Era odiato da tutti come la Moira nera. A questo punto parla Agamennone, e si rivolge a tutti i Troiani
(τοῖσι δὲ καὶ μετέειπεν ἄναξ ἀνδρῶν Ἀγαμέμνων: / ‘κέκλυτέ μευ Τρῶες καὶ Δάρδανοι ἠδ᾽ ἐπίκουροι
[…]’): la vittoria di Menelao è chiara, e i Troiani devono restituire Elena (argiva) e le ricchezze. E devono
anche pagare il compenso: conveniente, e memorabile. Gli Achei approvano le parole di Agamennone.

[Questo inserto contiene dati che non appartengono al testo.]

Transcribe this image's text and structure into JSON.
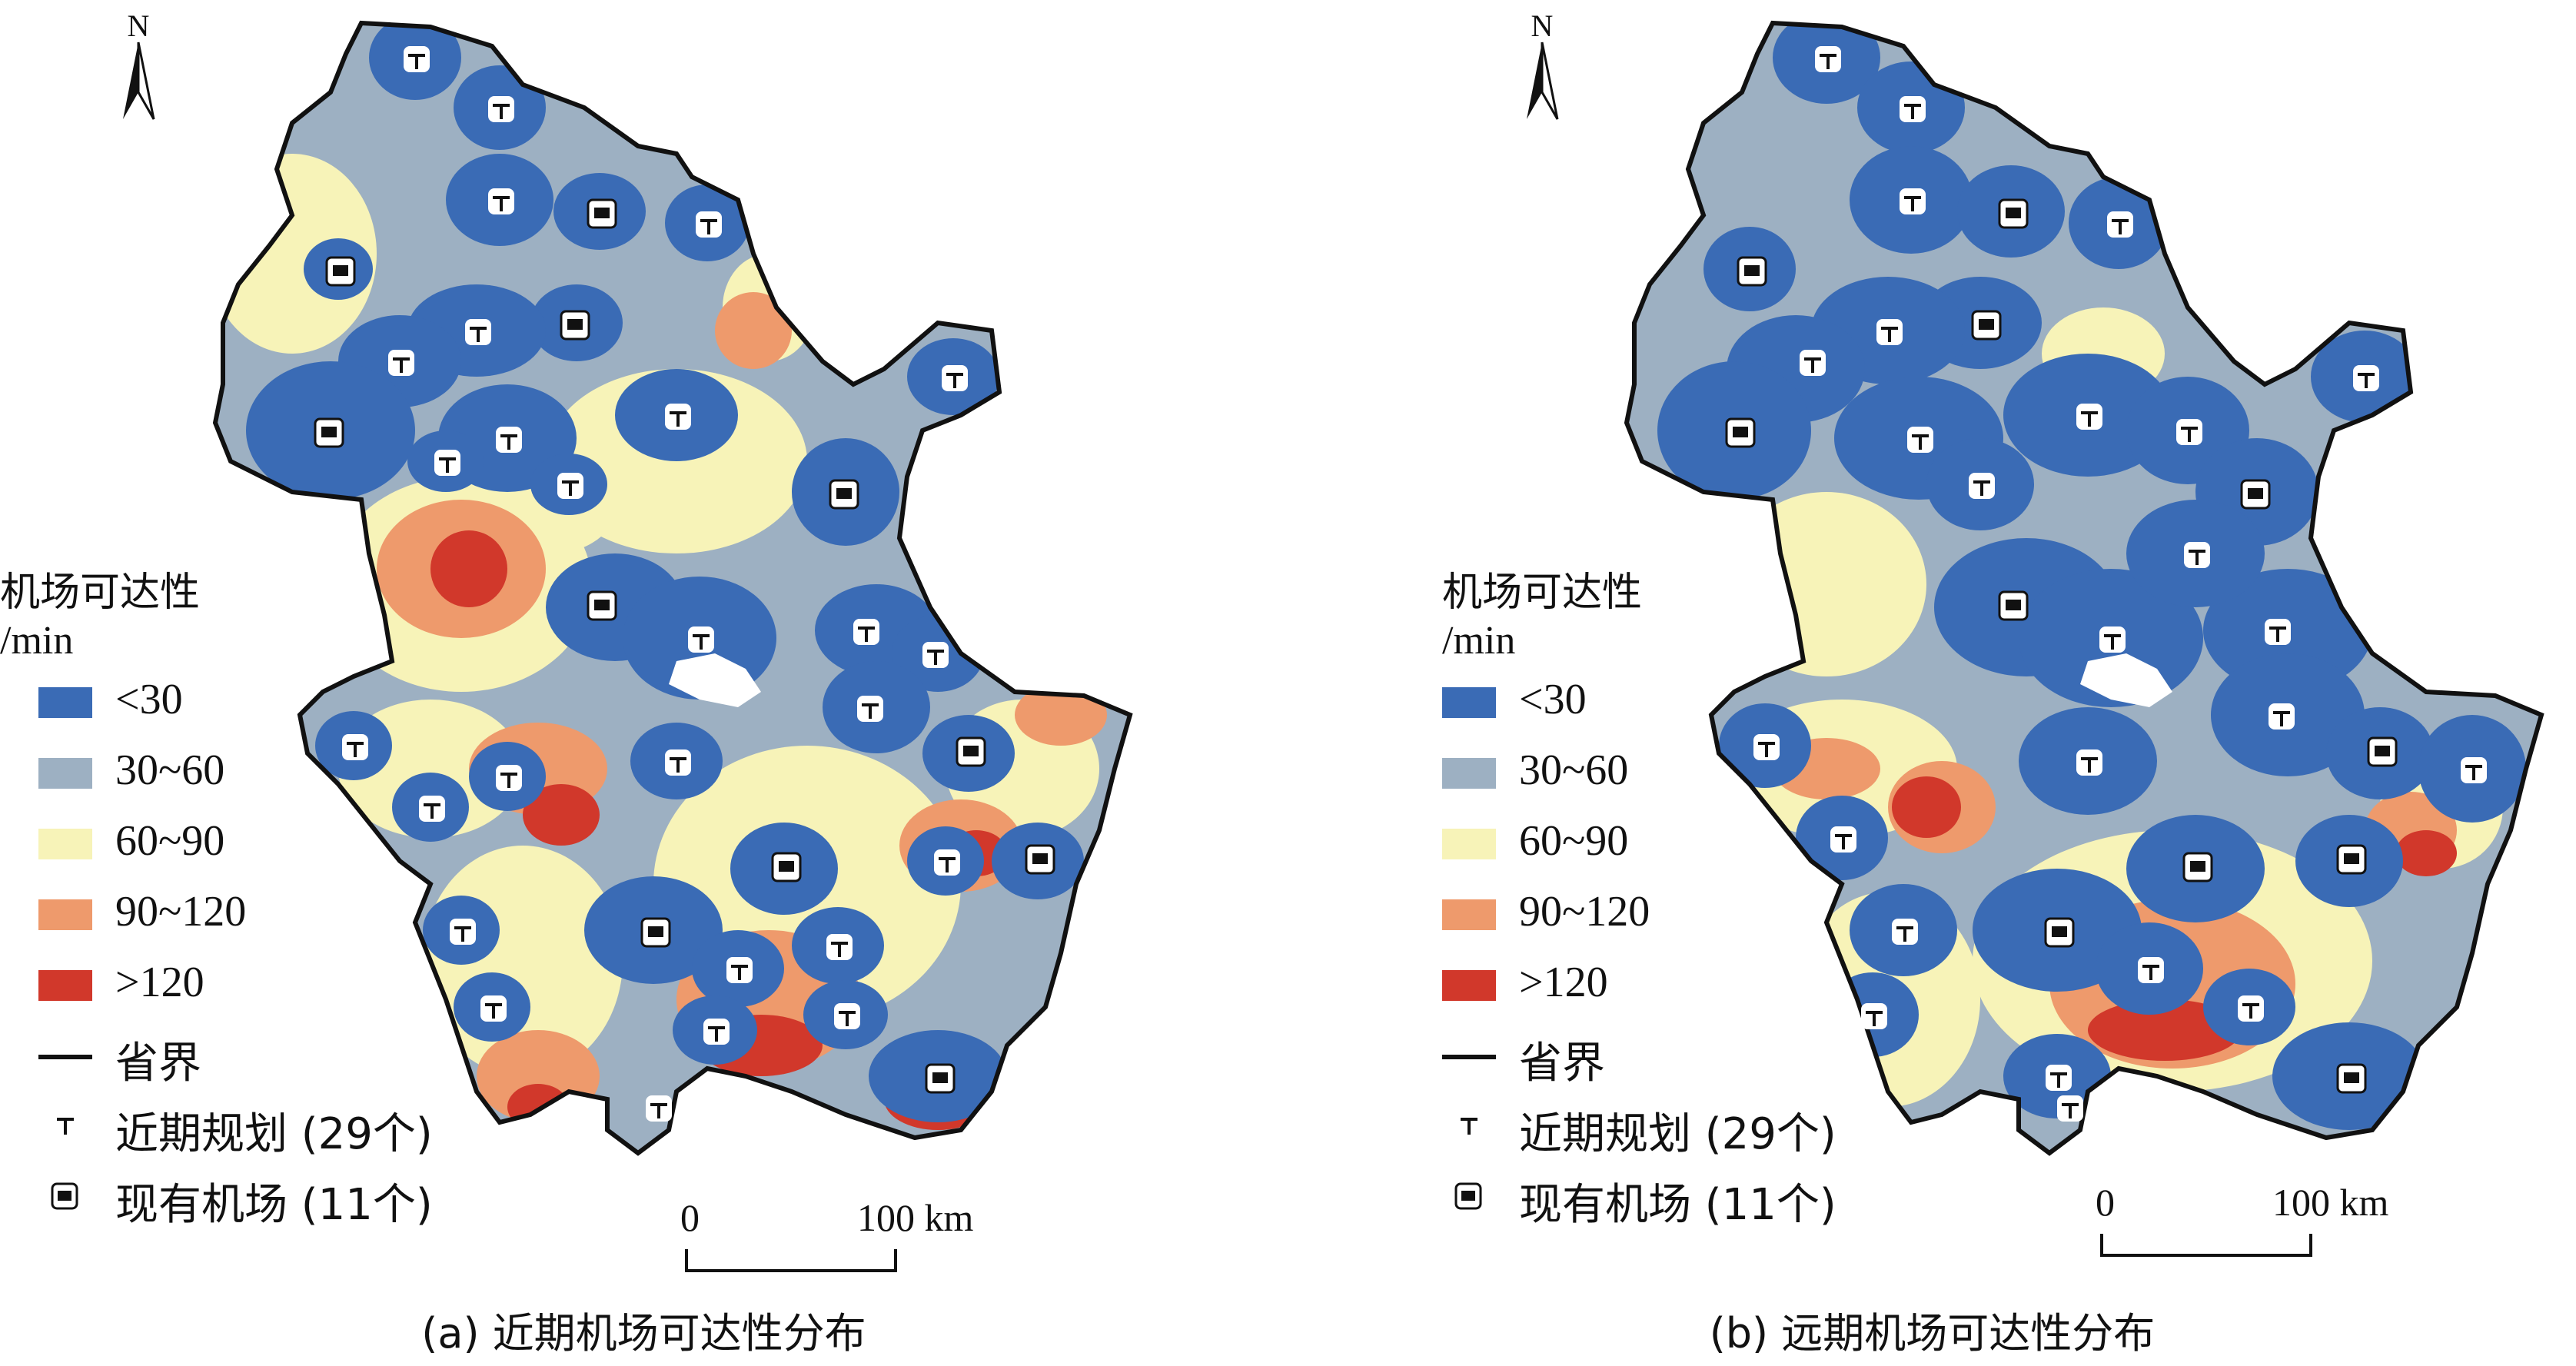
{
  "colors": {
    "c1": "#3a6bb5",
    "c2": "#9db0c2",
    "c3": "#f7f3b8",
    "c4": "#ee9a6c",
    "c5": "#d1382b",
    "boundary": "#111111",
    "lake": "#ffffff"
  },
  "panels": [
    {
      "caption": "(a) 近期机场可达性分布",
      "north": "N",
      "legend": {
        "title": "机场可达性",
        "unit": "/min",
        "classes": [
          {
            "label": "<30",
            "color": "#3a6bb5"
          },
          {
            "label": "30~60",
            "color": "#9db0c2"
          },
          {
            "label": "60~90",
            "color": "#f7f3b8"
          },
          {
            "label": "90~120",
            "color": "#ee9a6c"
          },
          {
            "label": ">120",
            "color": "#d1382b"
          }
        ],
        "boundary_label": "省界",
        "planned_label": "近期规划 (29个)",
        "existing_label": "现有机场 (11个)"
      },
      "scale": {
        "zero": "0",
        "max": "100 km"
      }
    },
    {
      "caption": "(b) 远期机场可达性分布",
      "north": "N",
      "legend": {
        "title": "机场可达性",
        "unit": "/min",
        "classes": [
          {
            "label": "<30",
            "color": "#3a6bb5"
          },
          {
            "label": "30~60",
            "color": "#9db0c2"
          },
          {
            "label": "60~90",
            "color": "#f7f3b8"
          },
          {
            "label": "90~120",
            "color": "#ee9a6c"
          },
          {
            "label": ">120",
            "color": "#d1382b"
          }
        ],
        "boundary_label": "省界",
        "planned_label": "近期规划 (29个)",
        "existing_label": "现有机场 (11个)"
      },
      "scale": {
        "zero": "0",
        "max": "100 km"
      }
    }
  ]
}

Tutta la scena ha destato il sospetto dei critici greci più tardi. La dea non fa una bella figura in tutta questa scena: ma è vero che gli
dèi omerici possono fare questo ed altro. Qui però la dea appare sgraziata davanti all’angoscioso tentativo di resistenza di Elena,
divisa fra il rinnovato desiderio di Menelao (vv. 139 sg.) e la tentazione di Paride. È una regola che quando il dramma degli uomini
diventa più serio, gli dèi fanno una figura ridicola.
10 La scena si conclude piuttosto bruscamente. Vari indizi fanno pensare che questa scena derivi da un canto sul primo convegno
amoroso fra Paride ed Elena, dopo la fuga. Se riferito a quel contesto, anche tutto il contegno di Afrodite appare più giustificato.